Observe-se que tanto no mencionado julgado como no caso sub judice , discute-se a prática da empresa Recorrida em realizar filmagem dos seus empregados nos locais de trabalho, de forma sigilosa e sem o conhecimento prévio dos mesmos, com violação do direito à intimidade. Tal prática vem sendo constantemente adotada pela empresa Recorrida, conforme noticia a referida ação. Neste contexto, se faz devida a indenização pleiteada em decorrência do demonstrado dano moral coletivo. Ex positis, DOU PROVIMENTO PARCIAL ao recurso para reformando a sentença, acrescer á condenação o pagamento de indenização por dano moral correspondente a cem salários auferidos pela reclamante.
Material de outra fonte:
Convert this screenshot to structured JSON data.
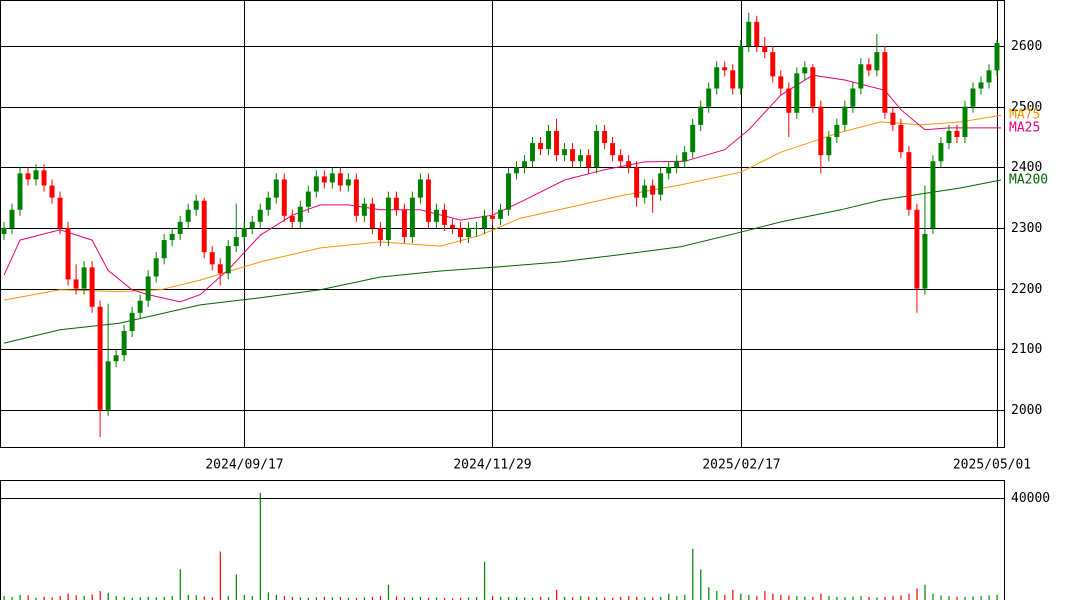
{
  "chart_data": {
    "type": "candlestick",
    "up_color": "#008000",
    "down_color": "#ff0000",
    "ylim": [
      1937,
      2676
    ],
    "yticks": [
      2000,
      2100,
      2200,
      2300,
      2400,
      2500,
      2600
    ],
    "xlim": [
      -0.5,
      125
    ],
    "xticks": [
      {
        "value": 30,
        "label": "2024/09/17"
      },
      {
        "value": 61,
        "label": "2024/11/29"
      },
      {
        "value": 92,
        "label": "2025/02/17"
      },
      {
        "value": 124,
        "label": "2025/05/01"
      }
    ],
    "ohlc": [
      [
        2290,
        2310,
        2280,
        2300
      ],
      [
        2300,
        2340,
        2290,
        2330
      ],
      [
        2330,
        2400,
        2320,
        2390
      ],
      [
        2390,
        2400,
        2370,
        2380
      ],
      [
        2380,
        2405,
        2370,
        2395
      ],
      [
        2395,
        2405,
        2360,
        2370
      ],
      [
        2370,
        2380,
        2340,
        2350
      ],
      [
        2350,
        2360,
        2290,
        2300
      ],
      [
        2300,
        2310,
        2205,
        2215
      ],
      [
        2215,
        2240,
        2190,
        2200
      ],
      [
        2200,
        2245,
        2190,
        2235
      ],
      [
        2235,
        2245,
        2160,
        2170
      ],
      [
        2170,
        2180,
        1955,
        2000
      ],
      [
        2000,
        2175,
        1990,
        2080
      ],
      [
        2080,
        2100,
        2070,
        2090
      ],
      [
        2090,
        2140,
        2080,
        2130
      ],
      [
        2130,
        2170,
        2120,
        2160
      ],
      [
        2160,
        2190,
        2150,
        2180
      ],
      [
        2180,
        2230,
        2170,
        2220
      ],
      [
        2220,
        2260,
        2210,
        2250
      ],
      [
        2250,
        2290,
        2240,
        2280
      ],
      [
        2280,
        2300,
        2270,
        2290
      ],
      [
        2290,
        2320,
        2280,
        2310
      ],
      [
        2310,
        2340,
        2300,
        2330
      ],
      [
        2330,
        2355,
        2320,
        2345
      ],
      [
        2345,
        2350,
        2250,
        2260
      ],
      [
        2260,
        2270,
        2230,
        2240
      ],
      [
        2240,
        2250,
        2205,
        2225
      ],
      [
        2225,
        2280,
        2215,
        2270
      ],
      [
        2270,
        2340,
        2260,
        2285
      ],
      [
        2285,
        2310,
        2275,
        2300
      ],
      [
        2300,
        2320,
        2290,
        2310
      ],
      [
        2310,
        2340,
        2300,
        2330
      ],
      [
        2330,
        2360,
        2320,
        2350
      ],
      [
        2350,
        2390,
        2340,
        2380
      ],
      [
        2380,
        2390,
        2310,
        2320
      ],
      [
        2320,
        2330,
        2300,
        2310
      ],
      [
        2310,
        2345,
        2300,
        2335
      ],
      [
        2335,
        2370,
        2325,
        2360
      ],
      [
        2360,
        2395,
        2350,
        2385
      ],
      [
        2385,
        2395,
        2365,
        2375
      ],
      [
        2375,
        2400,
        2365,
        2390
      ],
      [
        2390,
        2400,
        2360,
        2370
      ],
      [
        2370,
        2390,
        2360,
        2380
      ],
      [
        2380,
        2390,
        2310,
        2320
      ],
      [
        2320,
        2350,
        2310,
        2340
      ],
      [
        2340,
        2350,
        2290,
        2300
      ],
      [
        2300,
        2310,
        2270,
        2280
      ],
      [
        2280,
        2360,
        2270,
        2350
      ],
      [
        2350,
        2360,
        2320,
        2330
      ],
      [
        2330,
        2340,
        2275,
        2285
      ],
      [
        2285,
        2360,
        2275,
        2350
      ],
      [
        2350,
        2390,
        2340,
        2380
      ],
      [
        2380,
        2390,
        2300,
        2310
      ],
      [
        2310,
        2340,
        2300,
        2330
      ],
      [
        2330,
        2340,
        2295,
        2305
      ],
      [
        2305,
        2315,
        2290,
        2300
      ],
      [
        2300,
        2310,
        2275,
        2285
      ],
      [
        2285,
        2310,
        2275,
        2300
      ],
      [
        2300,
        2310,
        2285,
        2300
      ],
      [
        2300,
        2330,
        2290,
        2320
      ],
      [
        2320,
        2330,
        2305,
        2315
      ],
      [
        2315,
        2340,
        2305,
        2330
      ],
      [
        2330,
        2400,
        2320,
        2390
      ],
      [
        2390,
        2410,
        2380,
        2400
      ],
      [
        2400,
        2420,
        2390,
        2410
      ],
      [
        2410,
        2450,
        2400,
        2440
      ],
      [
        2440,
        2450,
        2420,
        2430
      ],
      [
        2430,
        2470,
        2420,
        2460
      ],
      [
        2460,
        2480,
        2410,
        2420
      ],
      [
        2420,
        2440,
        2410,
        2430
      ],
      [
        2430,
        2440,
        2400,
        2410
      ],
      [
        2410,
        2430,
        2400,
        2420
      ],
      [
        2420,
        2430,
        2390,
        2400
      ],
      [
        2400,
        2470,
        2390,
        2460
      ],
      [
        2460,
        2470,
        2430,
        2440
      ],
      [
        2440,
        2450,
        2410,
        2420
      ],
      [
        2420,
        2430,
        2400,
        2410
      ],
      [
        2410,
        2420,
        2390,
        2400
      ],
      [
        2400,
        2410,
        2335,
        2350
      ],
      [
        2350,
        2380,
        2340,
        2370
      ],
      [
        2370,
        2380,
        2325,
        2355
      ],
      [
        2355,
        2400,
        2345,
        2390
      ],
      [
        2390,
        2410,
        2380,
        2400
      ],
      [
        2400,
        2420,
        2390,
        2410
      ],
      [
        2410,
        2435,
        2400,
        2425
      ],
      [
        2425,
        2480,
        2415,
        2470
      ],
      [
        2470,
        2510,
        2460,
        2500
      ],
      [
        2500,
        2540,
        2490,
        2530
      ],
      [
        2530,
        2575,
        2520,
        2565
      ],
      [
        2565,
        2575,
        2550,
        2560
      ],
      [
        2560,
        2570,
        2520,
        2530
      ],
      [
        2530,
        2610,
        2520,
        2600
      ],
      [
        2600,
        2655,
        2590,
        2640
      ],
      [
        2640,
        2650,
        2590,
        2600
      ],
      [
        2600,
        2615,
        2580,
        2590
      ],
      [
        2590,
        2600,
        2540,
        2550
      ],
      [
        2550,
        2560,
        2520,
        2530
      ],
      [
        2530,
        2540,
        2450,
        2490
      ],
      [
        2490,
        2565,
        2480,
        2555
      ],
      [
        2555,
        2575,
        2545,
        2565
      ],
      [
        2565,
        2570,
        2490,
        2500
      ],
      [
        2500,
        2510,
        2390,
        2420
      ],
      [
        2420,
        2460,
        2410,
        2450
      ],
      [
        2450,
        2480,
        2440,
        2470
      ],
      [
        2470,
        2510,
        2460,
        2500
      ],
      [
        2500,
        2540,
        2490,
        2530
      ],
      [
        2530,
        2580,
        2520,
        2570
      ],
      [
        2570,
        2580,
        2550,
        2560
      ],
      [
        2560,
        2620,
        2550,
        2590
      ],
      [
        2590,
        2600,
        2480,
        2490
      ],
      [
        2490,
        2500,
        2460,
        2470
      ],
      [
        2470,
        2480,
        2415,
        2425
      ],
      [
        2425,
        2435,
        2320,
        2330
      ],
      [
        2330,
        2340,
        2160,
        2200
      ],
      [
        2200,
        2370,
        2190,
        2290
      ],
      [
        2300,
        2420,
        2290,
        2410
      ],
      [
        2410,
        2450,
        2400,
        2440
      ],
      [
        2440,
        2470,
        2430,
        2460
      ],
      [
        2460,
        2470,
        2440,
        2450
      ],
      [
        2450,
        2510,
        2440,
        2500
      ],
      [
        2500,
        2540,
        2490,
        2530
      ],
      [
        2530,
        2550,
        2520,
        2540
      ],
      [
        2540,
        2570,
        2530,
        2560
      ],
      [
        2560,
        2610,
        2550,
        2605
      ]
    ],
    "moving_averages": [
      {
        "name": "MA75",
        "color": "#f39800",
        "x": [
          0,
          7,
          14.5,
          19.5,
          24.5,
          32,
          39.5,
          47,
          54.5,
          59.5,
          64.5,
          72,
          77,
          84.5,
          92,
          97,
          104.5,
          109.5,
          114.5,
          119.5,
          124.5
        ],
        "values": [
          2181,
          2198,
          2195,
          2198,
          2214,
          2244,
          2267,
          2277,
          2270,
          2288,
          2316,
          2338,
          2353,
          2371,
          2392,
          2425,
          2458,
          2475,
          2470,
          2475,
          2486
        ]
      },
      {
        "name": "MA25",
        "color": "#e4007f",
        "x": [
          0,
          2,
          7,
          11,
          13,
          16,
          18,
          22,
          24.5,
          28,
          32,
          36,
          39.5,
          43,
          47,
          52,
          57,
          61,
          65,
          70,
          75,
          80,
          85,
          90,
          93,
          97,
          101,
          105,
          110,
          112,
          115,
          118,
          124.5
        ],
        "values": [
          2222,
          2280,
          2297,
          2280,
          2230,
          2198,
          2190,
          2178,
          2190,
          2231,
          2288,
          2321,
          2338,
          2338,
          2330,
          2330,
          2313,
          2321,
          2346,
          2379,
          2396,
          2409,
          2410,
          2429,
          2462,
          2519,
          2552,
          2544,
          2527,
          2495,
          2462,
          2465,
          2465
        ]
      },
      {
        "name": "MA200",
        "color": "#006400",
        "x": [
          0,
          7,
          14.5,
          24.5,
          32,
          39.5,
          47,
          54.5,
          62,
          69.5,
          77,
          84.5,
          92,
          97,
          104.5,
          109.5,
          114.5,
          119.5,
          124.5
        ],
        "values": [
          2110,
          2132,
          2143,
          2173,
          2185,
          2198,
          2219,
          2229,
          2236,
          2244,
          2256,
          2269,
          2293,
          2310,
          2330,
          2346,
          2356,
          2366,
          2379
        ]
      }
    ],
    "volume": {
      "ylim": [
        0,
        47059
      ],
      "yticks": [
        40000
      ],
      "values": [
        1500,
        1200,
        2000,
        1800,
        900,
        1300,
        1000,
        1500,
        2500,
        1800,
        1600,
        2200,
        3500,
        2800,
        1500,
        1200,
        900,
        1100,
        1300,
        1000,
        1200,
        1500,
        12000,
        2000,
        1800,
        1400,
        1000,
        19000,
        1500,
        10000,
        2000,
        1500,
        42000,
        3000,
        2000,
        1500,
        1200,
        1000,
        900,
        1100,
        1300,
        1000,
        1200,
        900,
        800,
        1000,
        1200,
        1500,
        6000,
        1400,
        1100,
        1000,
        1200,
        900,
        1000,
        800,
        700,
        900,
        1000,
        1100,
        15000,
        1500,
        1300,
        1100,
        1200,
        1000,
        900,
        1300,
        1100,
        4000,
        1200,
        1100,
        1500,
        1300,
        1100,
        1000,
        900,
        1200,
        1500,
        1300,
        1100,
        1000,
        1200,
        2500,
        1500,
        2000,
        20000,
        12000,
        5000,
        3500,
        2000,
        4000,
        2500,
        2000,
        1500,
        3500,
        2500,
        2000,
        1800,
        1500,
        1300,
        1200,
        2500,
        1500,
        1200,
        1100,
        1300,
        1500,
        1200,
        1000,
        1200,
        1500,
        1800,
        2500,
        4500,
        6000,
        2500,
        1800,
        1500,
        1300,
        1200,
        1400,
        1500,
        1800,
        2000
      ]
    }
  }
}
Custas pela reclamada no valor de R$ 200,00”.

[34] Pensamos que o mesmo ocorrerá, entre nós, no tocante à reparação dos danos decorrentes da perda de uma chance. Temos resistência na aceitação de sua indenizabilidade no momento, mas acreditamos que a experiência prática e conceitual mudará a nossa opinião no futuro. Sobre o tema da perda da chance, recomenda-se: SAVI, Sérgio. Responsabilidade civil por perda de uma chance. São Paulo: Atlas, 2006; PETEFFI DA SILVA, Rafael. Responsabilidade civil pela perda de uma chance. São Paulo: Atlas, 2007.